Schließlich entspricht die Ermöglichung des Familiennachzugs auch den verfassungsgerichtlichen Anforderungen, wenn es gemäß eines Grundsatzurteils heißt: „Die Beeinträchtigung der Belange von Ehe und Familie durch das Erfordernis einer dreijährigen Ehebestandszeit als Nachzugsvoraussetzung übersteigt auch im Blick auf entgegenstehende öffentliche Interessen das von den Betroffenen hinzunehmende Maß“, vgl. BVerfG, 12. Mai 1987. Und dabei hat das Gericht noch nicht die unsichere Situation der Flüchtlinge berücksichtigt.
Einigungsgrundlagen aus den Sondierungen zwischen CDU/CSU und SPD sollten nach meinem Verständnis nur dann im Vorgriff auf ein mögliches koalitionäres Bündnis Anwendung finden, wenn sie für sich genommen der Programmatik der jeweiligen Partner entsprechen oder aus sich heraus einigungsfähig sind. Dies trifft für eine fortgesetzte Einschränkung des Familiennachzuges für die SPD nicht zu. Die SPD hat sich im Regierungsprogramm zur Bundestagswahl 2017 gar für eine Abschaffung der Aussetzung des Familiennachzugs für subsidiär Schutzberechtigten ausgesprochen. Die Umsetzung der vorliegenden Regelungen wäre das Gegenteil dessen.
Das Wesen von Koalitionen ist es Kompromisse einzugehen. Gemeinsame Gesetzesvorhaben in Umsetzung von Koalitionsverträgen entsprechen selten umfänglich den allseitigen politischen Zielvorgaben.
Die verlängerte Aussetzung mit anschließender Neuregelung bedeutet einen Vorgriff auf mögliche Koalitionsvereinbarungen, für die bis heute keine abschließende Gesamt-Einigung erreicht wurde (und die zunächst durch das SPD-Mitgliedervotum zu bestätigen wäre).
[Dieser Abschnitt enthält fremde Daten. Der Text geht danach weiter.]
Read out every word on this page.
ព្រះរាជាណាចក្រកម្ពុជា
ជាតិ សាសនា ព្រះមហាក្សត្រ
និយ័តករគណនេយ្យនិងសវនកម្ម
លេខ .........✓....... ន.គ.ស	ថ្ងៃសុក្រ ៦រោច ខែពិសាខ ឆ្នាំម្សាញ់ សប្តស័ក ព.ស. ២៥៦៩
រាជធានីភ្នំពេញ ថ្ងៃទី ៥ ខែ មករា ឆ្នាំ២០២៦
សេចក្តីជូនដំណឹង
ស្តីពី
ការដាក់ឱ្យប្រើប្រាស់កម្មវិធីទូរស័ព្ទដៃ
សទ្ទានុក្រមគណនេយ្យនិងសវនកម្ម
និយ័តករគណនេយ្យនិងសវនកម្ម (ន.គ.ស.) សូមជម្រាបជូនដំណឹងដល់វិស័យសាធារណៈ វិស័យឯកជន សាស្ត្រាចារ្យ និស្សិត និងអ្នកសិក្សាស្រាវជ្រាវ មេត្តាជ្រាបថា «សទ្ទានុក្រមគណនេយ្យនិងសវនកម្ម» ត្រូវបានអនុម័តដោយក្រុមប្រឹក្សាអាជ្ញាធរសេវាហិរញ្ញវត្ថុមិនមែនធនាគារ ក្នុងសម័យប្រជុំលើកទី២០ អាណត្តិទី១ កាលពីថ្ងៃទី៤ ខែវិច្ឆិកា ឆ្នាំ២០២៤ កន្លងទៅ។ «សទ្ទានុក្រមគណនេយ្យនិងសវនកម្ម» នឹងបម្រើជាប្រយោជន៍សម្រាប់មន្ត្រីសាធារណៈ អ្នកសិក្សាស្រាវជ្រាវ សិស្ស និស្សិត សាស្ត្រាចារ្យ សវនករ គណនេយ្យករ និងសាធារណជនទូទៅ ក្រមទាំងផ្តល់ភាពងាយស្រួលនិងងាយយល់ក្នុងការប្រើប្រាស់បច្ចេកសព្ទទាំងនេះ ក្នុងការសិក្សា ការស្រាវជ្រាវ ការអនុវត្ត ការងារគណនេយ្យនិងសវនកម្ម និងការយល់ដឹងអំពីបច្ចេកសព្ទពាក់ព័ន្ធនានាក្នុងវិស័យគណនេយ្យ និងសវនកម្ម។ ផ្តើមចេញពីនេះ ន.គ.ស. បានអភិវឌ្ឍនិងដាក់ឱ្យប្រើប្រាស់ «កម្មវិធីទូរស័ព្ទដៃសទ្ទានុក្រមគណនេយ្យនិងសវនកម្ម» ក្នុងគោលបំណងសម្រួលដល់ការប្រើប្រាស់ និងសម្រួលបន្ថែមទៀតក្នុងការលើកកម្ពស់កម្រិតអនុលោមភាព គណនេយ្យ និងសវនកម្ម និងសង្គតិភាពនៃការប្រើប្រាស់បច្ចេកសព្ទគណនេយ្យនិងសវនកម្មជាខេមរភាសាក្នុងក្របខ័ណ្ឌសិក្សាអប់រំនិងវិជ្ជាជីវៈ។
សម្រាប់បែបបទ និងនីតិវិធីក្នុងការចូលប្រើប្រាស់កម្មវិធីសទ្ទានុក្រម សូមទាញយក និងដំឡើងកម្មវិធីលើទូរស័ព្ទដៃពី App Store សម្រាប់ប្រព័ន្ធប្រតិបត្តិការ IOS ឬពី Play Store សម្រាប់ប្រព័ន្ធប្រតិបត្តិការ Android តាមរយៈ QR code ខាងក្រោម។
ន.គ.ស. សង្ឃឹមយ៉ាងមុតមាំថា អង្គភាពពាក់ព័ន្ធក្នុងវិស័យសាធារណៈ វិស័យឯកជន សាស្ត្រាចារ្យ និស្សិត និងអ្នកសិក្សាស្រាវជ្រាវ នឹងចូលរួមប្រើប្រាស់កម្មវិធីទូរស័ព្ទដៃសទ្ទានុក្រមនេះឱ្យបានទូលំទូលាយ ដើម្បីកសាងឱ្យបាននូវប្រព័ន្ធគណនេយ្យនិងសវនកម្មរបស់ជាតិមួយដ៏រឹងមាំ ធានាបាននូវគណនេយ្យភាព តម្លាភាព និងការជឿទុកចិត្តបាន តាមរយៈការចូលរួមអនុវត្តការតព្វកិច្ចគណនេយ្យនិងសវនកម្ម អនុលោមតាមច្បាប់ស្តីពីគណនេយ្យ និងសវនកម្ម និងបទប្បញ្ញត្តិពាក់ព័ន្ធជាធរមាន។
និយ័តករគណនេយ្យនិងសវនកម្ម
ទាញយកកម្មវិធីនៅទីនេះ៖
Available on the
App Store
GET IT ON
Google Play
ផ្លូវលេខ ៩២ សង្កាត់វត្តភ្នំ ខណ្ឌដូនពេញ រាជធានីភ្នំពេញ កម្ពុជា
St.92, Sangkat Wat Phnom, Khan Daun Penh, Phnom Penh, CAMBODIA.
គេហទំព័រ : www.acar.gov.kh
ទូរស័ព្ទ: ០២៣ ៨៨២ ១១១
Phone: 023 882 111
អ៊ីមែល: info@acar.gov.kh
Die CDU/CSU-Fraktion ist bis heute eine Erklärung schuldig geblieben, aus welchem Grund sie (nachdem die Anzahl an Schutzsuchenden deutlich zurückgegangen ist) eine Verlängerung der Aussetzung für nötig befindet, während ihr doch vor zwei Jahren, als die Anzahl der Schutzsuchenden deutlich höher lag, eine Aussetzung von zwei Jahren als ausreichend erschien.
Nicht maßgeblich zur Entscheidungsfindung ist für mich der Verweis auf eventuelle Mehrheiten, die in noch weitergehendem Maße den Familiennachzug einschränkten. Eine solche Mehrheit wäre für die Union jenseits eines Jamaika-Bündnisses nur mit der AfD denkbar. Sollte sich die CDU/CSU-Fraktion eines solchen Bündnisses zur Änderungen der Regelungen zum Familiennachzug bedienen, sollte eben dies Gegenstand der parlamentarischen Auseinandersetzung werden. Keine Fraktion sollte sich hingegen aus Angst vor anderen Bündnissen erpressbar machen. Letzteres nivelliert die Unterscheidbarkeit der Parteien und Fraktionen, belastet parlamentarische Transparenz und erschwert den Menschen eine politische Orientierung.
Aus den genannten Gründen kann ich den betreffenden Neuregelungen nicht zustimmen.